I have an intermittent knocking noise on cold start that goes away as the engine warms up. It's occasional and not very loud. I only hear it, if I'm standing in front of the Scout near the passenger side of the radiator. I first thought it was the fuel pump, but I crawled underneath with a piece of pvc pipe and listened. I can't hear the noise through my listening pipe when placed on the fuel pump. I can hear the noise clearly, if I place the pipe on the oil pan where it bolts up behind the crank shaft pulley. The rhythm isn't consistent, which seems to my shade tree mechanic mind, would not be a rod. I posted about this on binder planet months ago and allen e posted back that it could be cam bearings going bad allowing the timing gear to move. He said it happened to one of his rigs. When I had the oil pan off to replace the gasket, I didn't see any evidence of cam bearing failure, but, that was last year. (or was it the year before?) now this noise is intermittent; sometimes I can cold start the Scout for several cycles, and never hear a bad noise from the engine.
I've been concerned about my oil pressure due to low readings from the gauge, but the temp & fuel gauge read low also, which made me think cvr. However, allen e's comment nagged at me, so I bought a mechanical oil gauge. On cold start, I have 30 psi at cold idle and above idle the pressure rapidly climbs to 50 psi and holds there. At hot idle, there is 20psi and above idle, it rapidly climbs to 50psi and stays there. Unless I'm mistaken, those reading are within spec for a 345. Would I have these pressures if the cam bearings were failing? The valve train is very quiet on this motor, I only hear a faint ticking once in a while.

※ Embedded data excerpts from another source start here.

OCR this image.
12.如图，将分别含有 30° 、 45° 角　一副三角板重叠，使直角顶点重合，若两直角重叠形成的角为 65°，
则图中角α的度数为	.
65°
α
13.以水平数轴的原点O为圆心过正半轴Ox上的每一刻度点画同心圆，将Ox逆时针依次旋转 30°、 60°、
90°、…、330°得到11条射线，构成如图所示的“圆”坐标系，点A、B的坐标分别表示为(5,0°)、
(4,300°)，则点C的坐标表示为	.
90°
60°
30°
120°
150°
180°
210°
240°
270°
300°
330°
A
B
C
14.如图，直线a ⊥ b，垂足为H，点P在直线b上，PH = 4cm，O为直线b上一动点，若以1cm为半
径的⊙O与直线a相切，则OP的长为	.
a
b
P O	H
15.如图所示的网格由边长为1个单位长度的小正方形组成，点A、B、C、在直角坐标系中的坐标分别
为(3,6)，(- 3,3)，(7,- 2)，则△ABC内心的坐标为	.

Note:tested the cvr and only getting 1.5v from it according to my analog volt meter.
 
When the #1 cam bearing on these motors dumps, that prevents oiling of the distributor gear and the timing gear set as it receives a timed "squirt" with every cam revolution. In turn the cam usually breaks right behind the gear mounting position or through the oil hole in the cam journal. No noise whatsoever other than the engine scrambling it's eggs internally. That is extremely rare and if that happens then all the cam bearings are going/gone and that means rebuild anyway.

I'd surmise that you have developed either a wrist pin rattle or a "piston slap" condition which are fairly common on one of these motors when at some time in the past it has been severely overheated due to a engine cooling issue, not from lack of lubrication. The motor can run for many more years with that annoyance, I have a 196 myself with the same affliction. The four cylinder engines are much more prone to developing piston slap than the sv engines, I personally think that is due to a difference in the crank throw/rod/piston thrust scenario that is characteristic of the I-4 design.

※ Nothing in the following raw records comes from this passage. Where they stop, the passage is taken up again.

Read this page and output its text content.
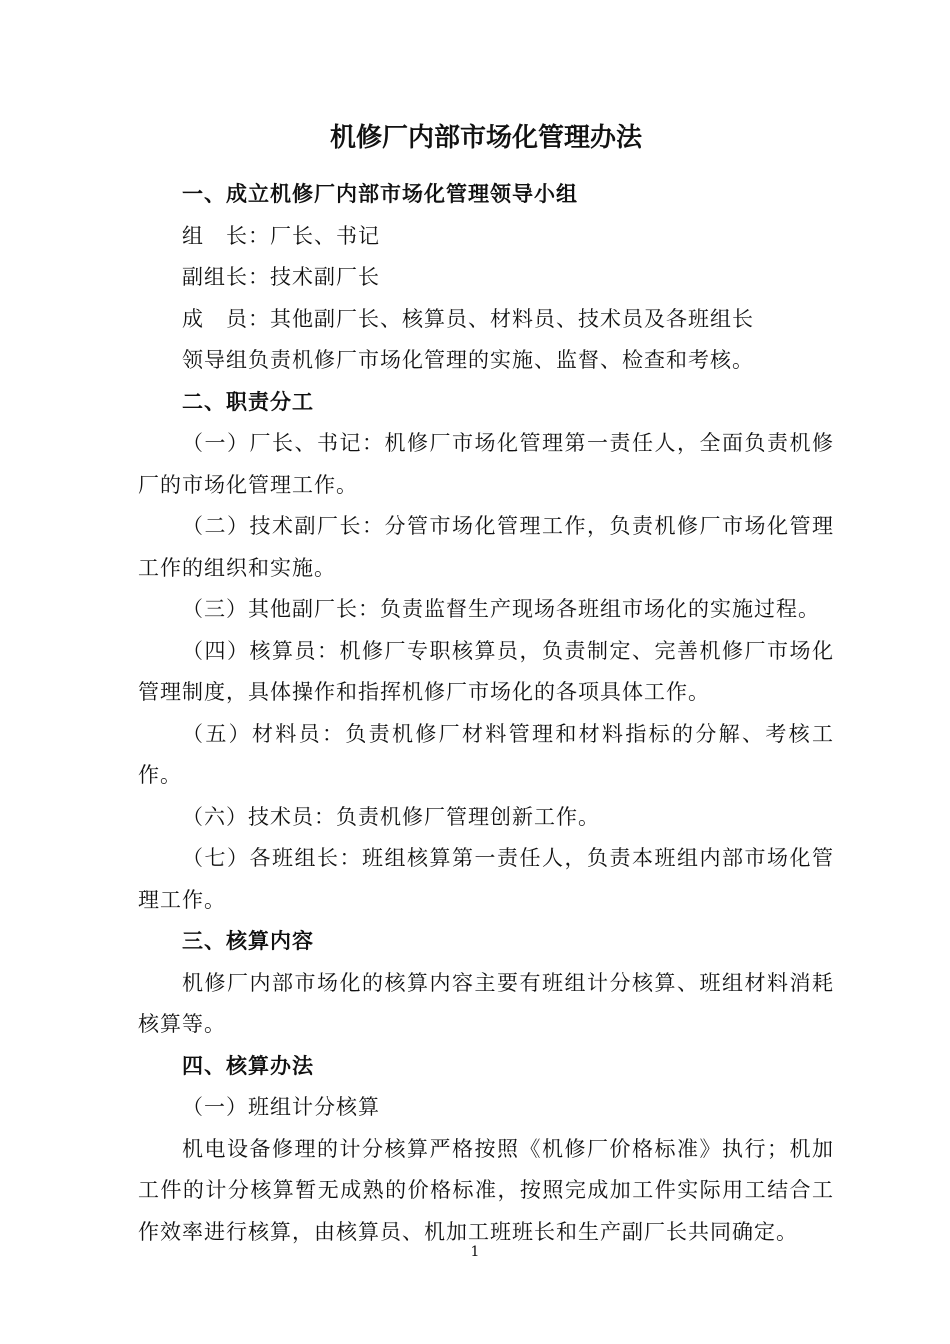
机修厂内部市场化管理办法
一、成立机修厂内部市场化管理领导小组
组　长：厂长、书记
副组长：技术副厂长
成　员：其他副厂长、核算员、材料员、技术员及各班组长
领导组负责机修厂市场化管理的实施、监督、检查和考核。
二、职责分工
（一）厂长、书记：机修厂市场化管理第一责任人，全面负责机修厂的市场化管理工作。
（二）技术副厂长：分管市场化管理工作，负责机修厂市场化管理工作的组织和实施。
（三）其他副厂长：负责监督生产现场各班组市场化的实施过程。
（四）核算员：机修厂专职核算员，负责制定、完善机修厂市场化管理制度，具体操作和指挥机修厂市场化的各项具体工作。
（五）材料员：负责机修厂材料管理和材料指标的分解、考核工作。
（六）技术员：负责机修厂管理创新工作。
（七）各班组长：班组核算第一责任人，负责本班组内部市场化管理工作。
三、核算内容
机修厂内部市场化的核算内容主要有班组计分核算、班组材料消耗核算等。
四、核算办法
（一）班组计分核算
机电设备修理的计分核算严格按照《机修厂价格标准》执行；机加工件的计分核算暂无成熟的价格标准，按照完成加工件实际用工结合工作效率进行核算，由核算员、机加工班班长和生产副厂长共同确定。
1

Remove the plug wire on the offending cylinder while the engine is running,...noise should diminish/go away as that piston/rod is simply coasting and not under combustion pressure. When ya connect up the plug boot again, the noise comes back. This is not a rod bearing going away or the motor would already be scrambled and oil pressure numbers would not be as nice as you describe.

These motors use a "pressed" or non-floating wrist pin, that means the wrist pin is pressed into the rod small end when the piston is assembled (or a hear/expansion process is used). No circlips used to retain the pin as found on full-floating piston/rod assemblies. So the actual holes in the piston for the pin have slightly elongated/worn due to overheating, the pin has not broken loose in the rod eye.

Piston "slap" is the result of wear/distortion on the thrust side of the piston skirt on the affected cylinder/piston combo. While some pistons of course do wear (along with the cylinder bore), when a noise issue comes on like this suddenly, that means the piston has seen a thermal event and the skirt has "collapsed" to a small degree resulting in excessive cylinder-to-piston clearance on that one assembly.

With a $5 engine stethoscope probed on the valve cover, just below a sparkplug boss and right at the head gasket parting line, I bet you can pin-point the noise/offending cylinder immediately. Probed at the pan, you will hear all sorts of mechanical noises that are perfectly normal.
 
I am seconding the piston slap opinion. I have a 266 v8 with almost the exact same "noise" as you are describing from the same area of the block. It's been running that way, not getting worse, for over 10 years. I just baby it a little when it's cold, and then romp it like any other rig after it gets up to operating temp.
Your oil pressure numbers look excellent.
The cvr should be putting out around 5.5 volts mean. That is the average is 5.5 with occasional surges to maybe 7 or 8 and as low as 3, but it should average around 5 to 5.5 with a boucing needle on a sweep(analog) meter.
 
Wow times flies. I didn't realize how long ago I posted this.
Thanks for the replies. Ever since reading the sonjamotor thread and a few other cam bearing threads, I live in constant fear my motor will succumb to failed cam bearings. In reality, the few parts of the motor I have opened up (valve covers, oil pan, valley pan) the engine is remarkably clean and free of sludge and gunk. At some point in her past, the ole girl musta had a good home.
There is evidence the radiator leaked badly at one point, so an overheated engine is very likely.